Fra i casi più noti di serie senza finale, me ne vengono in mente due di alcuni anni fa (a dimostrazione che la dura legge degli ascolti negli Stati Uniti non dà tregua, da sempre). La terza stagione di “Dark Angel”, firmata da James Cameron, era già stata scritta ma non venne mai girata, lasciandoci tutti senza finale, perché non si trovò un accordo produttivo fra Cameron (che, essendo James Cameron, giustamente non era disposto a scendere a compromessi di budget!) e il network.

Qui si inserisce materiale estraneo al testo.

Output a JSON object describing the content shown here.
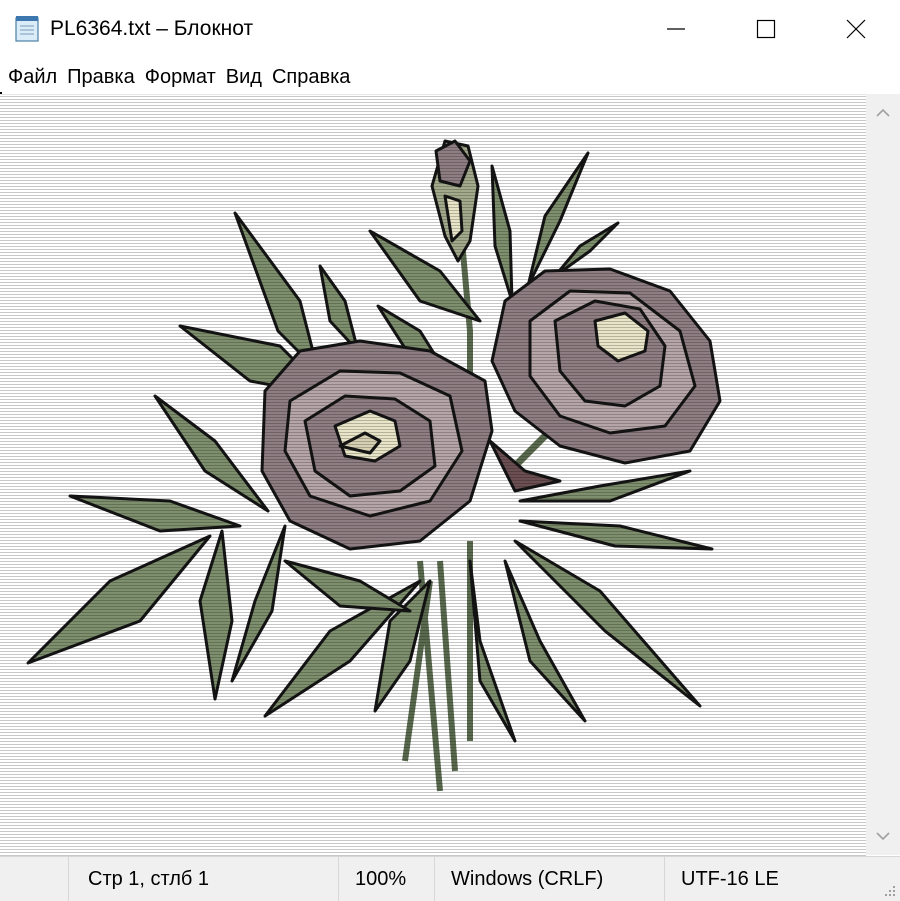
{
  "window": {
    "title": "PL6364.txt – Блокнот",
    "icon": "notepad-icon",
    "controls": [
      "minimize-icon",
      "maximize-icon",
      "close-icon"
    ]
  },
  "menu": [
    "Файл",
    "Правка",
    "Формат",
    "Вид",
    "Справка"
  ],
  "status": {
    "position": "Стр 1, стлб 1",
    "zoom": "100%",
    "line_endings": "Windows (CRLF)",
    "encoding": "UTF-16 LE"
  },
  "colors": {
    "leaf": "#7e8f6e",
    "leaf_dark": "#5a6a4e",
    "petal": "#8e7d82",
    "petal_light": "#b5a5a8",
    "center": "#e8e4c8",
    "outline": "#141414"
  }
}
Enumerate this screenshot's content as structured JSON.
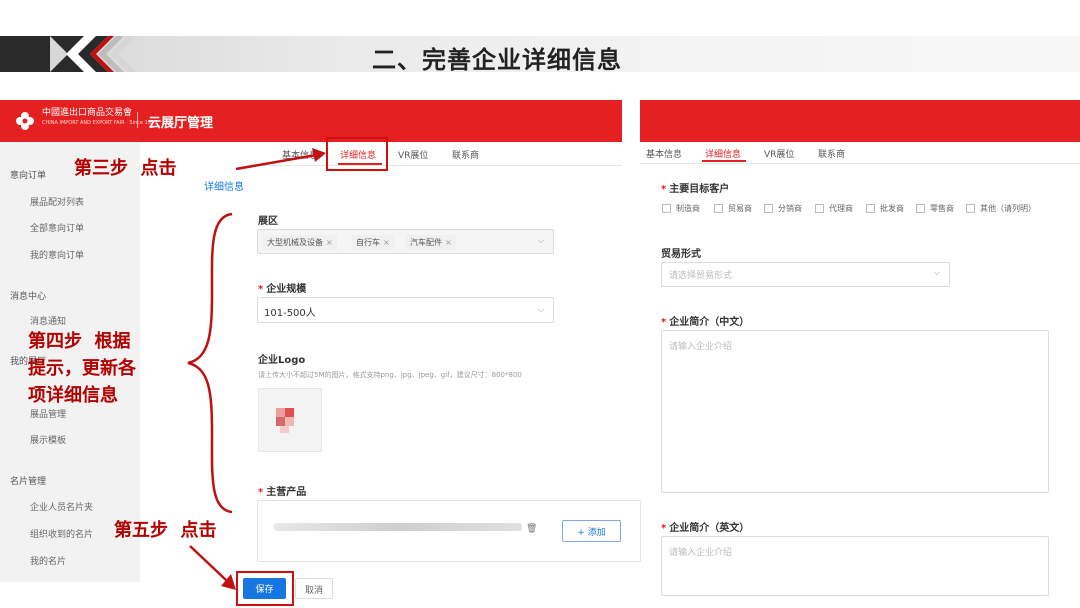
{
  "title": "二、完善企业详细信息",
  "header": {
    "logo_text": "中國進出口商品交易會",
    "logo_sub": "CHINA IMPORT AND EXPORT FAIR · Since 1957",
    "app_name": "云展厅管理"
  },
  "sidebar": {
    "groups": [
      {
        "label": "意向订单",
        "items": [
          "展品配对列表",
          "全部意向订单",
          "我的意向订单"
        ]
      },
      {
        "label": "消息中心",
        "items": [
          "消息通知"
        ]
      },
      {
        "label": "我的展厅",
        "items": [
          "展品管理",
          "展示模板"
        ]
      },
      {
        "label": "名片管理",
        "items": [
          "企业人员名片夹",
          "组织收到的名片",
          "我的名片"
        ]
      }
    ]
  },
  "tabs": [
    "基本信息",
    "详细信息",
    "VR展位",
    "联系商"
  ],
  "section_title": "详细信息",
  "left_form": {
    "zone_label": "展区",
    "zone_tags": [
      "大型机械及设备",
      "自行车",
      "汽车配件"
    ],
    "scale_label": "企业规模",
    "scale_value": "101-500人",
    "logo_label": "企业Logo",
    "logo_hint": "请上传大小不超过5M的图片，格式支持png、jpg、jpeg、gif，建议尺寸：800*800",
    "product_label": "主营产品",
    "add_button": "+ 添加",
    "save_button": "保存",
    "cancel_button": "取消"
  },
  "right_form": {
    "customers_label": "主要目标客户",
    "customer_options": [
      "制造商",
      "贸易商",
      "分销商",
      "代理商",
      "批发商",
      "零售商",
      "其他（请列明）"
    ],
    "trade_label": "贸易形式",
    "trade_placeholder": "请选择贸易形式",
    "intro_cn_label": "企业简介（中文）",
    "intro_cn_placeholder": "请输入企业介绍",
    "intro_en_label": "企业简介（英文）",
    "intro_en_placeholder": "请输入企业介绍"
  },
  "annotations": {
    "step3": "第三步  点击",
    "step4_line1": "第四步  根据",
    "step4_line2": "提示，更新各",
    "step4_line3": "项详细信息",
    "step5": "第五步  点击"
  },
  "colors": {
    "brand_red": "#e52020",
    "annotation_red": "#b30000",
    "primary_blue": "#1677e0"
  }
}
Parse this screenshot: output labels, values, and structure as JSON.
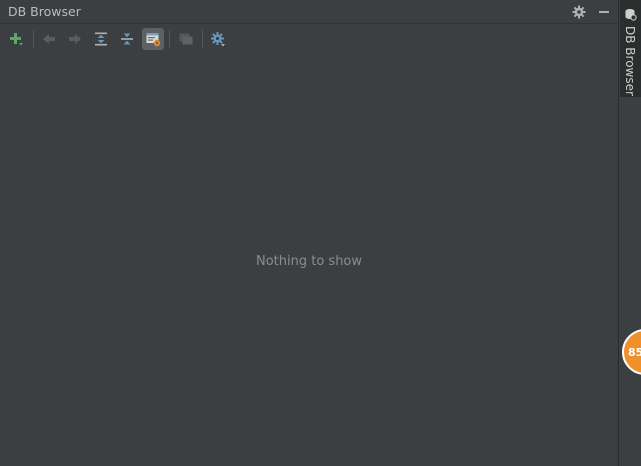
{
  "panel": {
    "title": "DB Browser"
  },
  "header": {
    "icons": [
      "gear-icon",
      "minimize-icon"
    ]
  },
  "toolbar": {
    "buttons": [
      {
        "name": "add-connection-button",
        "icon": "plus-icon",
        "color": "#59a869"
      },
      {
        "name": "navigate-back-button",
        "icon": "arrow-left-icon",
        "enabled": false
      },
      {
        "name": "navigate-forward-button",
        "icon": "arrow-right-icon",
        "enabled": false
      },
      {
        "name": "expand-all-button",
        "icon": "expand-all-icon",
        "color": "#6897bb"
      },
      {
        "name": "collapse-all-button",
        "icon": "collapse-all-icon",
        "color": "#6897bb"
      },
      {
        "name": "show-object-properties-button",
        "icon": "properties-icon",
        "active": true
      },
      {
        "name": "open-sql-console-button",
        "icon": "console-icon",
        "enabled": false
      },
      {
        "name": "settings-button",
        "icon": "settings-gear-icon",
        "color": "#6897bb"
      }
    ]
  },
  "content": {
    "empty_text": "Nothing to show"
  },
  "side_tab": {
    "label": "DB Browser"
  },
  "badge": {
    "text": "85"
  }
}
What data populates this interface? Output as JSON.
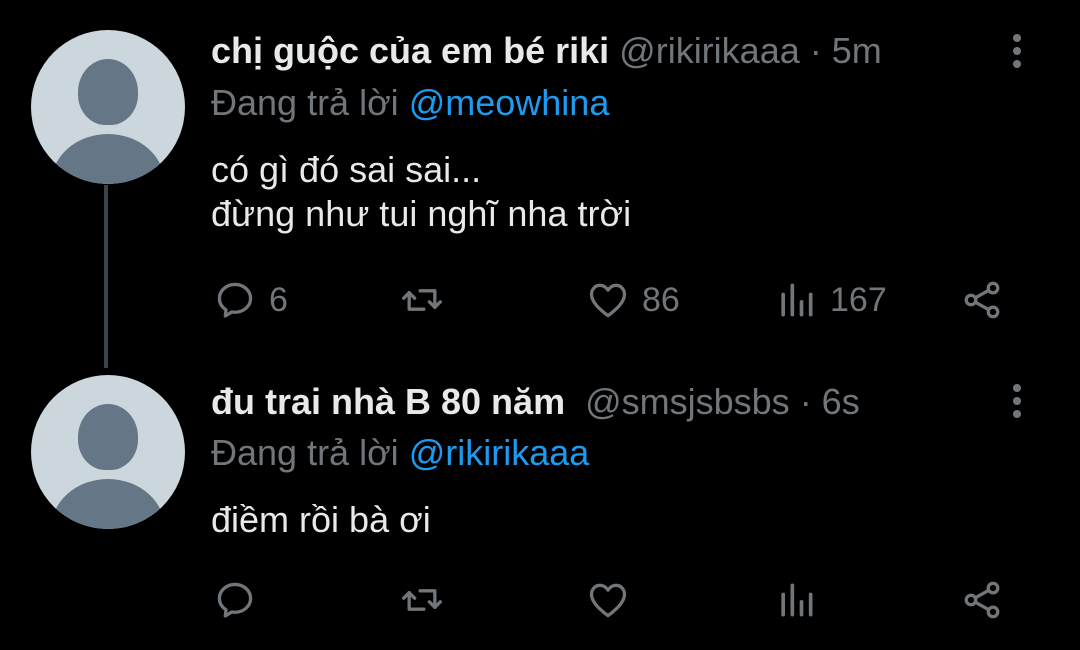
{
  "tweets": [
    {
      "display_name": "chị guộc của em bé riki",
      "handle": "@rikirikaaa",
      "time": "· 5m",
      "reply_prefix": "Đang trả lời",
      "reply_to": "@meowhina",
      "text_line1": "có gì đó sai sai...",
      "text_line2": "đừng như tui nghĩ nha trời",
      "replies": "6",
      "retweets": "",
      "likes": "86",
      "views": "167"
    },
    {
      "display_name": "đu trai nhà B 80 năm",
      "handle": "@smsjsbsbs",
      "time": "· 6s",
      "reply_prefix": "Đang trả lời",
      "reply_to": "@rikirikaaa",
      "text_line1": "điềm rồi bà ơi",
      "replies": "",
      "retweets": "",
      "likes": "",
      "views": ""
    }
  ],
  "colors": {
    "background": "#000000",
    "text": "#e7e9ea",
    "muted": "#71767b",
    "link": "#1d9bf0",
    "avatar_bg": "#ccd6dd",
    "avatar_fg": "#657786"
  },
  "icons": [
    "reply-icon",
    "retweet-icon",
    "like-icon",
    "views-icon",
    "share-icon",
    "more-icon"
  ]
}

Per “Firefly”, l’ottima serie sci-fi (con un mix di fantascienza e western) di Joss Whedon, la serie non solo venne cancellata alla fine della prima stagione, ma negli Usa non mandarono in onda nemmeno tutti gli episodi, sospendendola bruscamente. Tempo dopo, Whedon ha diretto il sequel cinematografico di “Firefly”, “Serenity”, che ha avuto grande successo e lo ha portato, insieme al resto del suo lavoro, a dirigere “The Avengers” (recentissimo campione d’incassi e di critiche positive). Nei contenuti extra del cofanetto DVD (che io ho acquistato su Internet, facendolo arrivare dagli Usa: non è uscito per il mercato italiano) Whedon si prende una “rivincita”, facendo notare ai produttori che avevano cancellato “Firefly” come grazie al supporto dei fan fosse riuscito a portare avanti la storia, addirittura sul grande schermo.
Gli americani sono considerati i maestri nello sfornare serie di successo, così come i telefilm. E questo accade da sempre, se si guarda anche al passato, con “Il tenente Colombo”, “Starsky and Hutch”, o sit-com tipo “Arnold” o “I Jefferson”, solo per citarne alcuni. Secondo te, c’è qualcosa di buono anche in Italia?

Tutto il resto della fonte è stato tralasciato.